Auch für Organisationen macht es Sinn, eine Betroffenenanfrage einmal durchzuspielen. Dabei können die entsprechenden Abläufe im Datenschutz getestet und somit überprüft werden. Die Fragestellungen, die dabei im Vordergrund stehen sollten zum Beispiel sein:
- Wo können Betroffenenanfragen gestellt werden?
- Wissen die entsprechenden Beteiligten, was zu tun ist? (z.B. Weiterleitung an Datenschutzbeauftragten, Identifizierung des Betroffenen) /Wissen alle über die Wichtigkeit von Betroffenenanfragen und die gesetzlichen Vorgaben Bescheid?
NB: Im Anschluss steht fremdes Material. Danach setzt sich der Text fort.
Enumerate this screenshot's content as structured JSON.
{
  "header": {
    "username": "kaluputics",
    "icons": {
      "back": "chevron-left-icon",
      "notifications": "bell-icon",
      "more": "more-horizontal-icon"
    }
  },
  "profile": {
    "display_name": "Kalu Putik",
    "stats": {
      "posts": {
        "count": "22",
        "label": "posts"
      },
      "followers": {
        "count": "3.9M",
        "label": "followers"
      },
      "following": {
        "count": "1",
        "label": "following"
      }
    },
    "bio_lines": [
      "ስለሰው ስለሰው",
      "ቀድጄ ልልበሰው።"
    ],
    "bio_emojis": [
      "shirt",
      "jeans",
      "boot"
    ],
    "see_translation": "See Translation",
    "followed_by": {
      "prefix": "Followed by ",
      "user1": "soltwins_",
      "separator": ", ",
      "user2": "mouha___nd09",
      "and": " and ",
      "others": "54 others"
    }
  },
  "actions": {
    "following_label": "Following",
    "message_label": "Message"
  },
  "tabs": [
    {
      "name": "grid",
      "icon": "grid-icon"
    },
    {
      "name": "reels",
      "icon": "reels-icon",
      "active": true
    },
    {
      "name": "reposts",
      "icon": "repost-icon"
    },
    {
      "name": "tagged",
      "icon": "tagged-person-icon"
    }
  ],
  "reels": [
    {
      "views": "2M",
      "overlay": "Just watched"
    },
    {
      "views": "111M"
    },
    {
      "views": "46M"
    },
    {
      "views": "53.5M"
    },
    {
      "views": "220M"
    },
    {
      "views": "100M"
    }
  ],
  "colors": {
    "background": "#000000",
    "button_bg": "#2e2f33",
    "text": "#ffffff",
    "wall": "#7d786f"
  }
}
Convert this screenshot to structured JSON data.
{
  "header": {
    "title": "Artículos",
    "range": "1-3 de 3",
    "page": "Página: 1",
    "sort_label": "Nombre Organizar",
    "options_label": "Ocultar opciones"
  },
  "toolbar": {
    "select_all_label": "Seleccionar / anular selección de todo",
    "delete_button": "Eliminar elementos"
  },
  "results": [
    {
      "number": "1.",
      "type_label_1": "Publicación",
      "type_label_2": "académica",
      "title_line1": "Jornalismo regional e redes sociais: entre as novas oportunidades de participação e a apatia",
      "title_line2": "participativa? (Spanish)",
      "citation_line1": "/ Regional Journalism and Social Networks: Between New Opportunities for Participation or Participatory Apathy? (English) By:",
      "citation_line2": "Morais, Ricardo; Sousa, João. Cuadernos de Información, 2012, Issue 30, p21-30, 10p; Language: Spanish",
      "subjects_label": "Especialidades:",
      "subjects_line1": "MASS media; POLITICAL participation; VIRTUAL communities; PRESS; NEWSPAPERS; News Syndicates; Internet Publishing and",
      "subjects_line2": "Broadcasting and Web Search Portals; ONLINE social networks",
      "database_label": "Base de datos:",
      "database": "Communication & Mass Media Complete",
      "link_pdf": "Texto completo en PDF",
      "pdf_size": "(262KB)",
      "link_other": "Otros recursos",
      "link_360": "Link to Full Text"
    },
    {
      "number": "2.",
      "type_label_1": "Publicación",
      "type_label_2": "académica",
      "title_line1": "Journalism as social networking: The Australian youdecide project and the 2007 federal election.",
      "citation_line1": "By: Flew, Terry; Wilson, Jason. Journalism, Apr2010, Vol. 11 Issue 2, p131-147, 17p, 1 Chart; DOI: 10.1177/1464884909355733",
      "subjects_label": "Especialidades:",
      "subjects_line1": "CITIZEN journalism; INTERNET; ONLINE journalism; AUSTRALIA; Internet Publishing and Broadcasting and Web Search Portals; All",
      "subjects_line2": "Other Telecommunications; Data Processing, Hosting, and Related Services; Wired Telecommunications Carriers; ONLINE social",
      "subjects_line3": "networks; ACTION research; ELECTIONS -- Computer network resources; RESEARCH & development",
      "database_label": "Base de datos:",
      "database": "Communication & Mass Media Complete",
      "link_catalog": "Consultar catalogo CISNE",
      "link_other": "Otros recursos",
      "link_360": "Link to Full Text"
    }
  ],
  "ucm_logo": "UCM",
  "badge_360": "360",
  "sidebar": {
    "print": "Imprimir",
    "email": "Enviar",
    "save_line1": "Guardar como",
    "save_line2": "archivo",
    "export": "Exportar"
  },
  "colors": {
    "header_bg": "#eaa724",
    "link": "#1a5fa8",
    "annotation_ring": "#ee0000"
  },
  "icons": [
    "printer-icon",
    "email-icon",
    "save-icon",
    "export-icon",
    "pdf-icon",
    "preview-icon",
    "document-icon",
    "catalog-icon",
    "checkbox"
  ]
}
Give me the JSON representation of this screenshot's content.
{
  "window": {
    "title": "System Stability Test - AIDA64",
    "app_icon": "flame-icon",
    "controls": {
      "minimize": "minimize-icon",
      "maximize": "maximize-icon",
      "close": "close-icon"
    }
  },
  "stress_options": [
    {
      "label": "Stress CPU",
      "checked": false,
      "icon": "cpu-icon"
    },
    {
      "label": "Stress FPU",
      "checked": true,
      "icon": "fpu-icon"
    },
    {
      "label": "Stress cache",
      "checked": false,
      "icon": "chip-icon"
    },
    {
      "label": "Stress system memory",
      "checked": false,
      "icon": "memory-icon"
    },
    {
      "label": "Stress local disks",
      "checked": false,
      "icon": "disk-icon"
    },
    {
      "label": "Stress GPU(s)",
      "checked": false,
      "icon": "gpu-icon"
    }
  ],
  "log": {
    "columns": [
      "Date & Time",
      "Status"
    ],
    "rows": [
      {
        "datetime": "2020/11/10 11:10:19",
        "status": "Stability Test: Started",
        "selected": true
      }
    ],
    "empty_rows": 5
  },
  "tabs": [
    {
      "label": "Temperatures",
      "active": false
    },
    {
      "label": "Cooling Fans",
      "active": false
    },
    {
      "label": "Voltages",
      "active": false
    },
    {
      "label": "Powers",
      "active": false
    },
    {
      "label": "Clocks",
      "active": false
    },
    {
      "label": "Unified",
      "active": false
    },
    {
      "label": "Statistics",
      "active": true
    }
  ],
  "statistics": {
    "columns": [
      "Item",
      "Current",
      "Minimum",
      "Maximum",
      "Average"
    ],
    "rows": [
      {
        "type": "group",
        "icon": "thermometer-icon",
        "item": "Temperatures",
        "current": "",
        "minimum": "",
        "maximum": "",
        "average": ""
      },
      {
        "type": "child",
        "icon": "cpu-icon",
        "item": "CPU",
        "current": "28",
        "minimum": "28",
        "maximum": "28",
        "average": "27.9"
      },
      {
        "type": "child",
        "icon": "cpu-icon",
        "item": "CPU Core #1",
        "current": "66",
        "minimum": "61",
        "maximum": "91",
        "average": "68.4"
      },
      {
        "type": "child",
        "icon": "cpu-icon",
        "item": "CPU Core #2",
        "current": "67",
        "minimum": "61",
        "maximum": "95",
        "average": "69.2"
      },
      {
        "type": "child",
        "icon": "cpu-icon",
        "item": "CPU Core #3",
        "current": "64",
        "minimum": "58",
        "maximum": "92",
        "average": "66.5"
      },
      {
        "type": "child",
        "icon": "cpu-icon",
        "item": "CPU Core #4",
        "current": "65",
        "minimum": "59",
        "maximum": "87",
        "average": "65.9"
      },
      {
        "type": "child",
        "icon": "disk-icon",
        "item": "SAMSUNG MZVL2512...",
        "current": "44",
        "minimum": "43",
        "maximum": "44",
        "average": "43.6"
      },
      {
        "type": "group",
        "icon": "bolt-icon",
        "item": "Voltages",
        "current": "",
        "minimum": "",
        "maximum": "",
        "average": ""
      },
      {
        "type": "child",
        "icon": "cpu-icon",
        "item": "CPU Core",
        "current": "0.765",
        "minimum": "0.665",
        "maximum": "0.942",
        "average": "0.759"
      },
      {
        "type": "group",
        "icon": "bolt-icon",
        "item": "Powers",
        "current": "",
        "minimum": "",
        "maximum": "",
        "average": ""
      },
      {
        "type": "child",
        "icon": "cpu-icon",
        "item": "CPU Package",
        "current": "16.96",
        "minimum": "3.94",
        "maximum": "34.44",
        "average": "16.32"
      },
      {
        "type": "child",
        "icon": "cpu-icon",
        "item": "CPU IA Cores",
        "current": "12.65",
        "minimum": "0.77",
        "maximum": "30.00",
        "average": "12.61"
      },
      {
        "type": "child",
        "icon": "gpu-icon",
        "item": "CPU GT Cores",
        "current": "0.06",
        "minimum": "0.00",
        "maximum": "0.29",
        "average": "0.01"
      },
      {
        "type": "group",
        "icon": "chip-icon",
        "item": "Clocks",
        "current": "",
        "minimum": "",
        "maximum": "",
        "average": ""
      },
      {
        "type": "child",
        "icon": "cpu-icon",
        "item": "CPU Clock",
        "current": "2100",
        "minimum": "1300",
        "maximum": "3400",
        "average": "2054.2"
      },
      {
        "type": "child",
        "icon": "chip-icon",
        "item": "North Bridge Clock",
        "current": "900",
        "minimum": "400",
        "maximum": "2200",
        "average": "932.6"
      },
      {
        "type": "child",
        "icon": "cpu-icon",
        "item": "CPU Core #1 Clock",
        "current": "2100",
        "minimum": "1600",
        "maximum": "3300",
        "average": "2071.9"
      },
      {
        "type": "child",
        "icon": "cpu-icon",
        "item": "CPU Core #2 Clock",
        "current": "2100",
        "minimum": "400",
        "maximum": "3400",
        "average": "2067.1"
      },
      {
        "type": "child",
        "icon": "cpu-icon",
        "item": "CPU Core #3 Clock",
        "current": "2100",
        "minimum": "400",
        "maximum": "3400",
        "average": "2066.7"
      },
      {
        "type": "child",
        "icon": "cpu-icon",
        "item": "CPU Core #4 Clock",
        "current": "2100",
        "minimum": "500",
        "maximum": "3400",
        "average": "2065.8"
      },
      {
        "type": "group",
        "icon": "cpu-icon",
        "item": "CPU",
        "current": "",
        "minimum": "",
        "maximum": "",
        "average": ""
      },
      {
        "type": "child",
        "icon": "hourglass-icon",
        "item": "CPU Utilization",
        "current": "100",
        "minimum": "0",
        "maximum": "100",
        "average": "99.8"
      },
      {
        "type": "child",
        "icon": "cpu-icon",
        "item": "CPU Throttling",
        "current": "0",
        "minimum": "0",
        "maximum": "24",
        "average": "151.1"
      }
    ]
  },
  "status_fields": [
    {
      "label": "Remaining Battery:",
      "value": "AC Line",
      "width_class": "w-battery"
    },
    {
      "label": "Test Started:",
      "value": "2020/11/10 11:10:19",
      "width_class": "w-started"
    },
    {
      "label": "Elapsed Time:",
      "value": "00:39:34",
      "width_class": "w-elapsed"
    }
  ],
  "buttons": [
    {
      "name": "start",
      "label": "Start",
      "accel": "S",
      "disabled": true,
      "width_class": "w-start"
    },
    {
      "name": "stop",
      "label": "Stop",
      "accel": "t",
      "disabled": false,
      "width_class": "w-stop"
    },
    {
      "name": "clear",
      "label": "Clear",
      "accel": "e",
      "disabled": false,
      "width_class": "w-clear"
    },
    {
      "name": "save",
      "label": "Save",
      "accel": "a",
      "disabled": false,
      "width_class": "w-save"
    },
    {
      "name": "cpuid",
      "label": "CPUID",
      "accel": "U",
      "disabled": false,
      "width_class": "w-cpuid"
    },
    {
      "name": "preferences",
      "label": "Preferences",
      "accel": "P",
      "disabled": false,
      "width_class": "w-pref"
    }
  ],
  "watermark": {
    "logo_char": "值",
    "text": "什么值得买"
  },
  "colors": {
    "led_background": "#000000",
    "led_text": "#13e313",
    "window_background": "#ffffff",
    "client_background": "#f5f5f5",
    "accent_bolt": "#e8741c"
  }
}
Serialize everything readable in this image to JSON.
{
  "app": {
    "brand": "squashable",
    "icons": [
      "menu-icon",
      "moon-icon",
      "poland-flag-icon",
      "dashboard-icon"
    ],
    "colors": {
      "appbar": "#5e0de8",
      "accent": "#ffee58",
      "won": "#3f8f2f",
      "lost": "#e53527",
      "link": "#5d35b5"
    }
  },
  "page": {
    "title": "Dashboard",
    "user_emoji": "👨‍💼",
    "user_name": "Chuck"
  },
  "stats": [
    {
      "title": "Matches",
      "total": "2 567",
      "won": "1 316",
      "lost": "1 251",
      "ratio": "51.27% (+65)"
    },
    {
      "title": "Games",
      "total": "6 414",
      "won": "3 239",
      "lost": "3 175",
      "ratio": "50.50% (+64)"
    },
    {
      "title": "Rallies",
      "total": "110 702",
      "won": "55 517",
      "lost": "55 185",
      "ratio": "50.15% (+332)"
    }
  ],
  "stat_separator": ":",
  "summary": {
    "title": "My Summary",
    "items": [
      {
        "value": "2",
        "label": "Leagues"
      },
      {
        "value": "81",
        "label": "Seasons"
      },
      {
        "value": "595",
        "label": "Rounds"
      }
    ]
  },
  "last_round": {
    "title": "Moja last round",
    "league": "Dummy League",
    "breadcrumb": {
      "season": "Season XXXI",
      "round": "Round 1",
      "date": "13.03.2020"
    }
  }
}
- Wie wird in der Organisation mit Betroffenenanfragen umgegangen, welche Mechanismen sind zu einer DS-GVO-konformen Bearbeitung notwendig?
- Funktionieren diese Mechanismen?
- Wie kann die DS-GVO-konforme Beantwortung von Betroffenenanfragen sichergestellt werden?
- Wo werden personenbezogene Daten in welchem Umfang verarbeitet?
- Sind Schutz und rechtmäßige Verarbeitung von personenbezogenen Daten gewährleistet?
Die Liste ließe sich sicher noch um einige Punkte erweitern.
BLOG-TIPP: UMGANG MIT BETROFFENENANFRAGEN FÜR UNTERNEHMEN IN NRW
Recht auf Auskunft – Grundlagen
Im ersten Schritt oder der ersten Stufe der Auskunft, kann jeder Betroffene erst einmal erfragen, ob bei der betreffenden Organisation überhaupt personenbezogene Daten über ihn vorliegen. In dem Fall, das keine personenbezogenen Daten verarbeitet wurden/werden, hat der Betroffene einen Anspruch auf das sogenannte „Negativtest“.
Ein falsches Negativtest kann dabei als Täuschungsversuch bewertet werden, daher sollte dieses nur mit größtmöglicher Sorgfalt ausgefüllt werden.
Werden oder wurden personenbezogene Daten verarbeitet, hat der Betroffene das Recht auf die Auskunft darüber, welche Daten verarbeitet werden und in welchem Umfang die Verarbeitung stattfindet. Dabei müssen die Daten in einer nachvollziehbaren Weise dargestellt werden. Darüber hinaus hat der Betroffene das Recht auf eine Kopie der Originaldaten, die verarbeitet werden, so zu sagen als Rohdaten.
Was muss eine Auskunft enthalten?
Werden personenbezogene Daten verarbeitet und verlangt der Betroffene Auskunft über diese Daten, ist die Auskunft innerhalb von einem Monat vom Verantwortlichen zu erteilen. Auch die Auskunft, das keine Daten verarbeitet werden, muss in diesem Zeitfenster bearbeitet werden. In der Auskunft müssen alle Daten aufgeführt werden, welche verarbeitet werden. Darüber hinaus muss eine Auskunft zum Beispiel den Zweck der Verarbeitung enthalten, den Verantwortlichen und andere wichtige Daten nach der Datenschutzgrundverordnung.
Besonders wichtig bei der Kopie der Rohdaten, ist darauf zu achten, dass keine personenbezogenen Daten anderer Personen weitergegeben werden. Auch Geschäftsgeheimnisse gehören zu diesen Daten und müssen nicht preisgegeben werden.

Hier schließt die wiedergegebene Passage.